As you’ve probably already guessed, she made it to Boston. Although she says her confidence was low going into the race, she had the help of her runner friends to keep her focused and positive. “I have found that runners are just so nice and so happy generally. And being around people who speak the same language is always helpful. So it was such a blessing to be around such positivity.”
On race day, Rachel was off to a great start and time before mile 25 hit. After situations that were no one’s fault and out of anyone’s control, she was without a guide on the course and terrified that this would end her race. She yelled for someone to help her out to finish and soon several people were at her side. “I think I was just so frazzled that the only thing I could do was fly to that finish line,” she says.
Rachel says the crowds at the marathon also helped her finish. “That stretch down Boylston was so loud and so amazing that I just felt like I kept running faster and faster.”
After she heard what her finish time was, Rachel cried, then called her mom. “I lost it. I was sobbing! I kept repeating, ‘Oh my gosh! Seriously? Seriously?’”
She placed third in the women’s visually impaired division, so she was recognized on the podium at the awards ceremony. “As I stood up there, I was trying to hold back tears,” she says. “I stood there with my award in my hands, and I knew this was my breakthrough, my touchdown. This race was worth fighting for.”

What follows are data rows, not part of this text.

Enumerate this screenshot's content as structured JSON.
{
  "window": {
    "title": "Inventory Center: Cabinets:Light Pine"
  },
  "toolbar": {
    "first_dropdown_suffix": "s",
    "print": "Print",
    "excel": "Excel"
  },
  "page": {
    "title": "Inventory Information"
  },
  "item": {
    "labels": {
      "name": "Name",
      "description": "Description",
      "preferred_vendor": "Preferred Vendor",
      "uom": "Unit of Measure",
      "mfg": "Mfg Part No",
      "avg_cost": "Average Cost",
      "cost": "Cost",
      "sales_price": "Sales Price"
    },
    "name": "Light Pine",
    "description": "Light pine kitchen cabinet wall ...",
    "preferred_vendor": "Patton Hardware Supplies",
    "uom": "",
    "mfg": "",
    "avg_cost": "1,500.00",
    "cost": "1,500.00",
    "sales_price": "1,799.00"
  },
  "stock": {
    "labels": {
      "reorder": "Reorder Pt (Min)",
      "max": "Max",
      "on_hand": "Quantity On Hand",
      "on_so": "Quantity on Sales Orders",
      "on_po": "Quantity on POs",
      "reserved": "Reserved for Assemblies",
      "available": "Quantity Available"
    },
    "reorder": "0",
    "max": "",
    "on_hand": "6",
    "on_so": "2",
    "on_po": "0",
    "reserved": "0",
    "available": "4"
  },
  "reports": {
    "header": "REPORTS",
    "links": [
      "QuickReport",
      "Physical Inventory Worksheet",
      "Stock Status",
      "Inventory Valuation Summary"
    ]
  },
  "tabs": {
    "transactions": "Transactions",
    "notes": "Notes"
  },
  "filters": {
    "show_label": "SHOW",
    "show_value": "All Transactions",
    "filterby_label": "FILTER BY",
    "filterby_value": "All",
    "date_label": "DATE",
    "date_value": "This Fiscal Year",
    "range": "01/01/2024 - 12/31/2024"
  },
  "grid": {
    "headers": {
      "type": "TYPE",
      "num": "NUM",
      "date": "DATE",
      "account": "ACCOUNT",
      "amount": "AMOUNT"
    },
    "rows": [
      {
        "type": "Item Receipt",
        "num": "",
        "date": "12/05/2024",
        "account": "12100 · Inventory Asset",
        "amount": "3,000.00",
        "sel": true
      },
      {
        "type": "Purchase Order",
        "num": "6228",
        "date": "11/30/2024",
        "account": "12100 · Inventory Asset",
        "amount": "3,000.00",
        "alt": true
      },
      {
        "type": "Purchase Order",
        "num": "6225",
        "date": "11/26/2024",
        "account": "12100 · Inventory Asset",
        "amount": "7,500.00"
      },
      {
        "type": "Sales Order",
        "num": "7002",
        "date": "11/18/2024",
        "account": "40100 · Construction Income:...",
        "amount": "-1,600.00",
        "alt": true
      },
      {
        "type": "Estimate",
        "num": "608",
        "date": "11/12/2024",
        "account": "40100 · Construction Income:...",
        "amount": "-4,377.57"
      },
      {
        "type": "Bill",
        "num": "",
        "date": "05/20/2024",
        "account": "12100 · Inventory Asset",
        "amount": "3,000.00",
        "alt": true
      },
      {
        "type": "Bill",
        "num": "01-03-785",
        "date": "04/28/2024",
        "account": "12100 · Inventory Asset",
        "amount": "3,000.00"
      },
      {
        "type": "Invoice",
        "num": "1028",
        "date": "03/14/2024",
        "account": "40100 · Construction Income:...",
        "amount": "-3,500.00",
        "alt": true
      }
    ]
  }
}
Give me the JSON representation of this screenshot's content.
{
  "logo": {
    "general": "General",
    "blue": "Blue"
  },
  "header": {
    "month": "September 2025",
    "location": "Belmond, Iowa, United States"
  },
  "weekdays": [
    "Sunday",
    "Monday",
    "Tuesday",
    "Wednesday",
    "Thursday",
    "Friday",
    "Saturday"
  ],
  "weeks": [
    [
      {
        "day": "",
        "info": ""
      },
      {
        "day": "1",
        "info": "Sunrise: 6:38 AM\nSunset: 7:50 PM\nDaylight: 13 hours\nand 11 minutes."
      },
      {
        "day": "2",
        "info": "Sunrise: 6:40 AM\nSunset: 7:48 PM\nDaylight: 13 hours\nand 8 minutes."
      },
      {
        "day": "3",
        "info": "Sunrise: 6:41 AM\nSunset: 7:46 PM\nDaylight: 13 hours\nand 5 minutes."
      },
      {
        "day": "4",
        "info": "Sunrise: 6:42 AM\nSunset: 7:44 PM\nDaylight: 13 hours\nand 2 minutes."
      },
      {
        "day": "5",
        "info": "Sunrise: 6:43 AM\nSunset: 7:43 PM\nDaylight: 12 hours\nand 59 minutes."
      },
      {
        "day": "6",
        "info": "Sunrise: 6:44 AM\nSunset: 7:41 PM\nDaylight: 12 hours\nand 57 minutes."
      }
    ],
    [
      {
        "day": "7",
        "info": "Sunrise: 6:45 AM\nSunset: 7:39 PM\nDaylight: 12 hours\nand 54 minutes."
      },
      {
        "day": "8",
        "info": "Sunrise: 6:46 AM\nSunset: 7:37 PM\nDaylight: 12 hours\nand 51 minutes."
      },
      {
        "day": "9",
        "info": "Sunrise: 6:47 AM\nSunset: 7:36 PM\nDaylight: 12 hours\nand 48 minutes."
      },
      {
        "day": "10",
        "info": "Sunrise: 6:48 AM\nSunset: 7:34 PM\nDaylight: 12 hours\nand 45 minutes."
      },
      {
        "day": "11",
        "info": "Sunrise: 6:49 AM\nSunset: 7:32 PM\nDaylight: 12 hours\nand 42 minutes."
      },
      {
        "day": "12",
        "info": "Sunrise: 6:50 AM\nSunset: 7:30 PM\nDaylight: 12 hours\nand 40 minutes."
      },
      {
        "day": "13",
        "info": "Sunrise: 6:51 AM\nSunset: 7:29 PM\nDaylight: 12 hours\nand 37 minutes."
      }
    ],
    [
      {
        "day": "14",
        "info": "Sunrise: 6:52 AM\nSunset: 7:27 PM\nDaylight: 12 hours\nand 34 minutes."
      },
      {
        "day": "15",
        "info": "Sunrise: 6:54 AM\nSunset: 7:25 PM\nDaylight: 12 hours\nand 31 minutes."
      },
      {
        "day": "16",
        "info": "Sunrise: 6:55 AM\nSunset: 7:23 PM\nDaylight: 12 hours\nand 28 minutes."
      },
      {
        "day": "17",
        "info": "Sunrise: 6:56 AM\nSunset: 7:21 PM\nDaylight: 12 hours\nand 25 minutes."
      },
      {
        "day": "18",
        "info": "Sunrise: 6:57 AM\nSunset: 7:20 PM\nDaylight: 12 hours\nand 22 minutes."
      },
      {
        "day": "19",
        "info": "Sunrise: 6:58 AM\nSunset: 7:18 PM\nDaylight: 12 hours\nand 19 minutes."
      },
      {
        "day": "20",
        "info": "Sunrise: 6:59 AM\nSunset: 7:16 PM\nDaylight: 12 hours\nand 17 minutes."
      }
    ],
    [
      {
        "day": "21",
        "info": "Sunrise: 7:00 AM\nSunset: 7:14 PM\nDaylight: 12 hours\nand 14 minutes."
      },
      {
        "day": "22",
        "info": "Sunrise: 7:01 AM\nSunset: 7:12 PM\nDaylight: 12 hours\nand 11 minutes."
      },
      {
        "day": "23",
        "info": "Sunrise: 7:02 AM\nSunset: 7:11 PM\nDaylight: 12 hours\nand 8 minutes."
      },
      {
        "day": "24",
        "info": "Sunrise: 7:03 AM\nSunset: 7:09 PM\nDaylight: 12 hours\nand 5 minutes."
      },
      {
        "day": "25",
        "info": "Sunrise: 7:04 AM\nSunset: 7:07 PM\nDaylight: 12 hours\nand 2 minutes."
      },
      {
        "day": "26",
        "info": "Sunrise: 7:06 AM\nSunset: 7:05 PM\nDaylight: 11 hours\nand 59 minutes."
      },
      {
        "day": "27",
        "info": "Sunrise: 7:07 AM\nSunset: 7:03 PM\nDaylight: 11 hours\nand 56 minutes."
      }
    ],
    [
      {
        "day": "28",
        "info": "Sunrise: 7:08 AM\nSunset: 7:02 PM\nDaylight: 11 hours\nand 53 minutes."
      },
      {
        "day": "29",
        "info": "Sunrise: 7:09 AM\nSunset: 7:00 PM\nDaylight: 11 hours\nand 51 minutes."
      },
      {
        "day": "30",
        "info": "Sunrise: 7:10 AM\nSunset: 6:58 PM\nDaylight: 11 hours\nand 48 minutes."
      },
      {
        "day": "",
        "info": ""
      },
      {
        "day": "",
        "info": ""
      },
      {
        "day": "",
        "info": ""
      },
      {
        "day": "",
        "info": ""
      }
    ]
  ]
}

Rachel says she’s planning to do the Boston Marathon again in 2020. As she continues to train for other events she wants to continue to encourage visually impaired people to be active. She says the hardest part is getting started, but if you find a community of like-minded people you’ll have a support system to help you reach your goals. “We live in a visual world and sometimes it feels safer to stay inside,” she says. “But in order to get started on any journey, you need to get out of your comfort zone and reach out to people who can help you. Because you can inspire and encourage each other.”
Rachel believes that comradery and her faith in God got her through the Boston Marathon. “I can promise you that I wouldn’t have gotten to the finish line if it weren’t for both my family and friends back home and my friends cheering for me on the course, who all helped me through encouragement, support, and advice.”